Since 1982, Nassau County’s law enforcement officers have not had access to a permanent training facility.
Instead of working from a real police academy, the brave men and women we depend on for our safety have been shuffled through temporary facilities. Most recently, they have been renting out a classroom at an elementary school in Massapequa. Meanwhile, corrections officers are being trained in dilapidated trailers.
It is unacceptable. From the moment I took office, I began organizing officials to finalize a state-of-the-art academy worthy of the officers and communities it would serve.
The past arrangement wasn’t just undermining critical training and intelligence procedures for the 13th largest police force in the nation, it was also breaking the bank for our taxpayers. That is why I proudly stood with local officials on May 29 as we broke ground on a new police academy.
The new Nassau County Training and Intelligence Center will be located in Garden City and is slated to open in 2021. The groundbreaking marked an important moment in a years-long effort to build a state-of-the-art training facility.
Thanks to private and public support gathered through the Nassau County Police Department Foundation, we provided $3.9 million in donated services to fund the 89,000-square-foot facility, which will provide both academic and physical training for officers and will house the counterterrorism specialized unit.

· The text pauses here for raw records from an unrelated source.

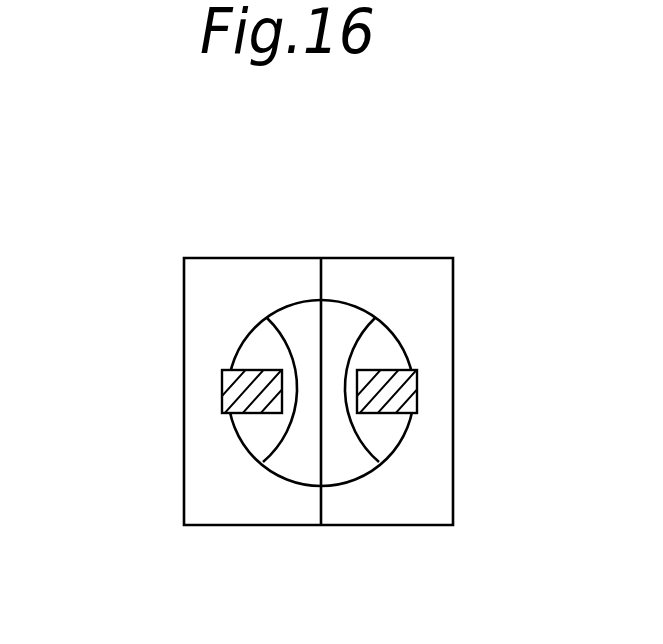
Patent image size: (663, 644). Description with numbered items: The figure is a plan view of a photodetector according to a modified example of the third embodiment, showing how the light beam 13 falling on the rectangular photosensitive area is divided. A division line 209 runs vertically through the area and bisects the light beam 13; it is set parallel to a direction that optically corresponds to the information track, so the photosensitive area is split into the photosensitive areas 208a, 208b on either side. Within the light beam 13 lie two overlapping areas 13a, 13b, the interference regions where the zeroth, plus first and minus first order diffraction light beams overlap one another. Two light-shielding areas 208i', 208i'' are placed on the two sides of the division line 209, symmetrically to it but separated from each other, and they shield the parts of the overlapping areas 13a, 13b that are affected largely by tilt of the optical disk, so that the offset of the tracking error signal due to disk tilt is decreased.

The light beam 13 is at (290, 302).
The overlapping area 13a is at (268, 437).
The overlapping area 13b is at (372, 435).
The photosensitive area 208a is at (238, 298).
The photosensitive area 208b is at (387, 282).
The light-shielding area 208i' is at (174, 390).
The light-shielding area 208i'' is at (462, 390).
The division line 209 is at (318, 258).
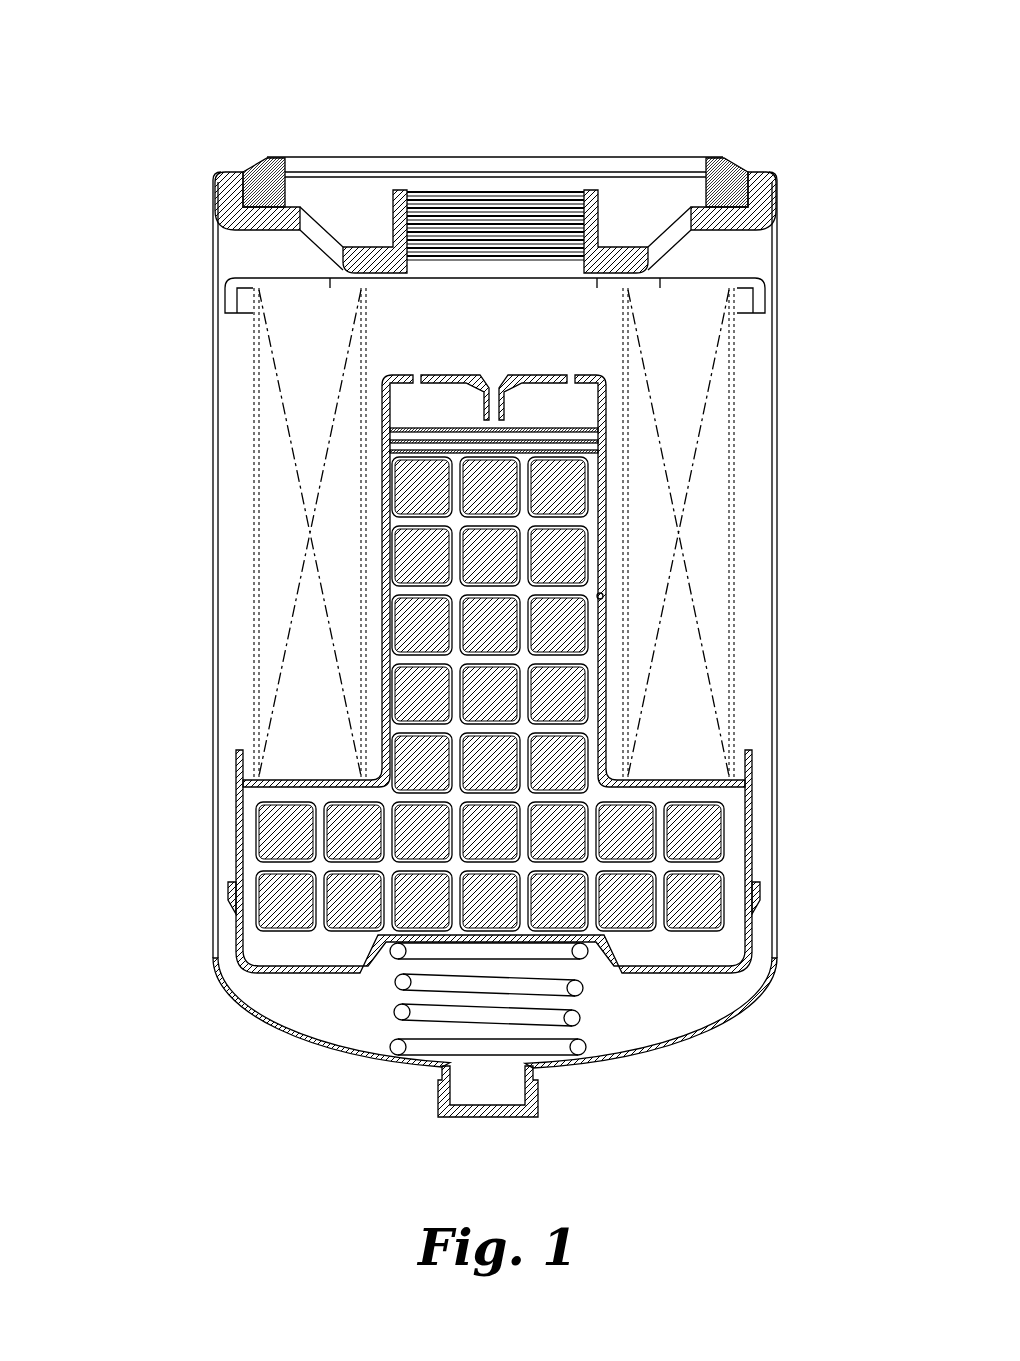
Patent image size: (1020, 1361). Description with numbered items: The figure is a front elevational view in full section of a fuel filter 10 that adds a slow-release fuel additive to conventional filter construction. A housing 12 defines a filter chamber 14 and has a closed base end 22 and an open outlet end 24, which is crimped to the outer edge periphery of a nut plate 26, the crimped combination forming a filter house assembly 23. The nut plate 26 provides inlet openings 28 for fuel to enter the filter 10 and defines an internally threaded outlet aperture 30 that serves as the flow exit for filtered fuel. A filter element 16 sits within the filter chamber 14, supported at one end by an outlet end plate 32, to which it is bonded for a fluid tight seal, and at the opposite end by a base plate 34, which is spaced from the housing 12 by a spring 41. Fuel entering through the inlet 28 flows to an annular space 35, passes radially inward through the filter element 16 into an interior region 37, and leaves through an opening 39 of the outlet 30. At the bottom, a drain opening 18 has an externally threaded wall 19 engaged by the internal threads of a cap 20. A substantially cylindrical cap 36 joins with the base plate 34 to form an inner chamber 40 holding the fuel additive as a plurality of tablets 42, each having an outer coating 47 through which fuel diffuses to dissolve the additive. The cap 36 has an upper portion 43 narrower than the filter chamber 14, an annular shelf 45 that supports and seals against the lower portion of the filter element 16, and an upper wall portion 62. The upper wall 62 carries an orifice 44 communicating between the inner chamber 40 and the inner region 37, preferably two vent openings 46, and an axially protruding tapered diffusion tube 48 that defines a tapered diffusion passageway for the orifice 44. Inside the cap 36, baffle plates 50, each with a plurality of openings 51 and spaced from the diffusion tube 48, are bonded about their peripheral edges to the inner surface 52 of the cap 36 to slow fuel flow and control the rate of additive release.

The fuel filter 10 is at (191, 49).
The housing 12 is at (210, 270).
The filter chamber 14 is at (230, 245).
The filter element 16 is at (316, 371).
The drain opening 18 is at (450, 1070).
The externally threaded wall 19 is at (533, 1073).
The cap 20 is at (492, 1118).
The closed base end 22 is at (327, 1057).
The filter house assembly 23 is at (172, 519).
The open outlet end 24 is at (581, 112).
The nut plate 26 is at (617, 257).
The inlet openings 28 is at (313, 232).
The internally threaded outlet aperture 30 is at (445, 205).
The outlet end plate 32 is at (700, 273).
The base plate 34 is at (240, 968).
The annular space 35 is at (230, 352).
The cap 36 is at (390, 633).
The interior region 37 is at (600, 373).
The opening 39 is at (495, 268).
The inner chamber 40 is at (397, 657).
The spring 41 is at (582, 1022).
The tablets or pellets 42 is at (397, 490).
The upper portion 43 is at (377, 727).
The orifice 44 is at (503, 423).
The annular shelf 45 is at (683, 777).
The vent openings 46 is at (412, 374).
The outer coating 47 is at (397, 557).
The diffusion tube 48 is at (500, 420).
The baffle plate 50 is at (437, 427).
The openings 51 is at (397, 441).
The inner surface 52 is at (605, 596).
The upper wall portion 62 is at (440, 374).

The new facility will usher in a new era in police, correction officer and probation officer training, and community engagement. It will serve as a model for shared services and may provide working space with other departments in the region.
Not only will the new center continue to bring law enforcement into the 21st century, but by replacing the facility rented from Hawthorne Elementary School, taxpayers will no longer be responsible for the $700,000 a year in rent.
The new facility’s location on the campus of Nassau Community College will also improve recruitment efforts by giving the department access to the diverse student body there and will greatly benefit the college’s criminal justice program.
The center will serve as a vital resource to our entire law enforcement community and will place Nassau on the cutting edge of police training, intelligence, and counterterrorism expertise to proactively address the threats facing our region now and in the future.
Laura Curran is the Nassau County Executive.